Classifying our patient with IE revealed that extending the modified Duke criteria to the clinical practice can be difficult. Our patient technically met the Duke criteria for possible and rejected IE. He met possible IE by fulfilling at least 3 minor criteria: predisposing heart condition (mechanical valve replacement), fever, microbiological evidence not meeting significant criteria (positive blood cultures for N. elongata), and immunologic phenomena (hematuria possibly associated with glomerulonephritis).

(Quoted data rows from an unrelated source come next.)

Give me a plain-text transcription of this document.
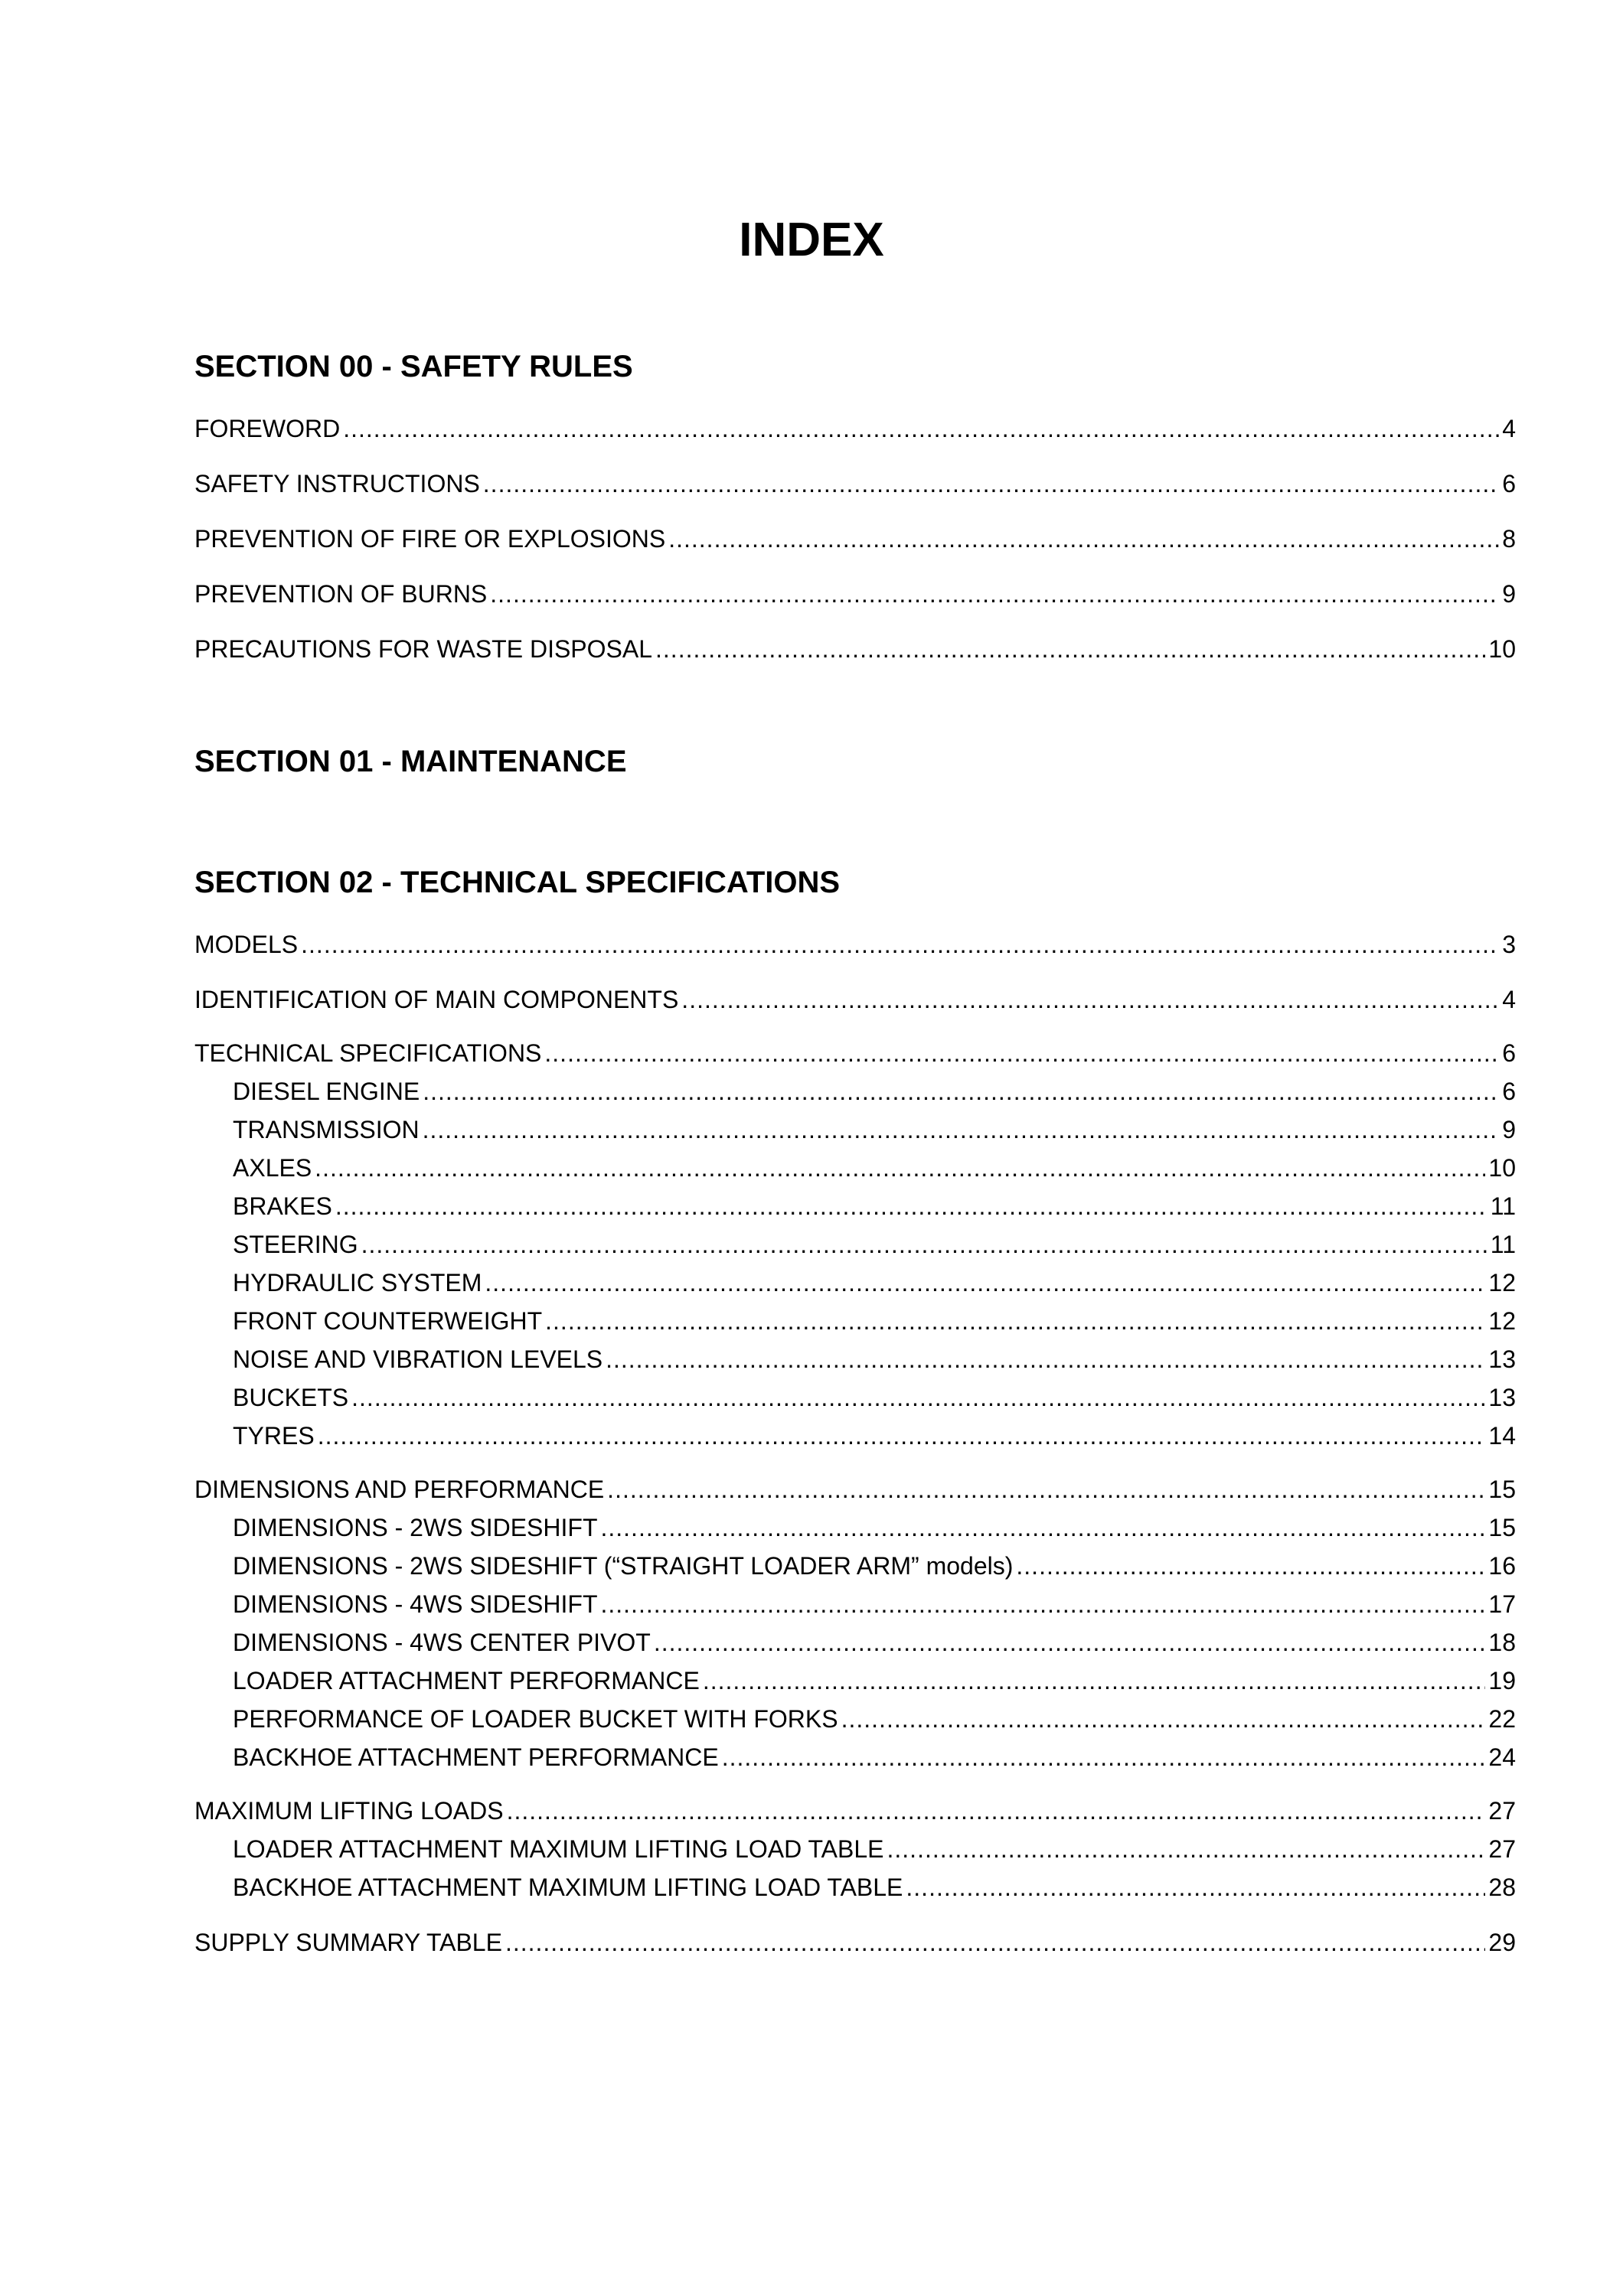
INDEX
SECTION 00 - SAFETY RULES
FOREWORD .....	4
SAFETY INSTRUCTIONS .....	6
PREVENTION OF FIRE OR EXPLOSIONS .....	8
PREVENTION OF BURNS .....	9
PRECAUTIONS FOR WASTE DISPOSAL .....	10
SECTION 01 - MAINTENANCE
SECTION 02 - TECHNICAL SPECIFICATIONS
MODELS .....	3
IDENTIFICATION OF MAIN COMPONENTS .....	4
TECHNICAL SPECIFICATIONS .....	6
DIESEL ENGINE .....	6
TRANSMISSION .....	9
AXLES .....	10
BRAKES .....	11
STEERING .....	11
HYDRAULIC SYSTEM .....	12
FRONT COUNTERWEIGHT .....	12
NOISE AND VIBRATION LEVELS .....	13
BUCKETS .....	13
TYRES .....	14
DIMENSIONS AND PERFORMANCE .....	15
DIMENSIONS - 2WS SIDESHIFT .....	15
DIMENSIONS - 2WS SIDESHIFT (“STRAIGHT LOADER ARM” models) .....	16
DIMENSIONS - 4WS SIDESHIFT .....	17
DIMENSIONS - 4WS CENTER PIVOT .....	18
LOADER ATTACHMENT PERFORMANCE .....	19
PERFORMANCE OF LOADER BUCKET WITH FORKS .....	22
BACKHOE ATTACHMENT PERFORMANCE .....	24
MAXIMUM LIFTING LOADS .....	27
LOADER ATTACHMENT MAXIMUM LIFTING LOAD TABLE .....	27
BACKHOE ATTACHMENT MAXIMUM LIFTING LOAD TABLE .....	28
SUPPLY SUMMARY TABLE .....	29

However, he also met the criteria for rejected IE based on the resolution of clinical manifestations after ≤4 days of antibiotic therapy. Because the Duke criteria are meant to be only a clinical guide for diagnosing IE , clinical suspicion remained high, so the decision was made to treat him.
Clinicians should be aware of the possibility of the previously considered non-pathogenic N. elongata as a source of IE caused by gram-negative organisms, as it can potentially cause severe disease and multiple complications. Treatment involves an extended duration of antibiotics as well as surgical intervention in most cases. Our case additionally highlights the heterogeneity of IE and its highly variable clinical presentations, underlining that the use of criteria alone will not suffice. It is essential to use the Duke criteria as only a clinical guide for diagnosing IE and not for replacing clinical judgment, which remains crucial in evaluating patients with suspected IE. Clinicians should decide whether or not to treat a patient on an individual basis, using appropriate clinical judgment, regardless of whether the patient meets or fails to meet the criteria of “definite” IE by the Duke schema.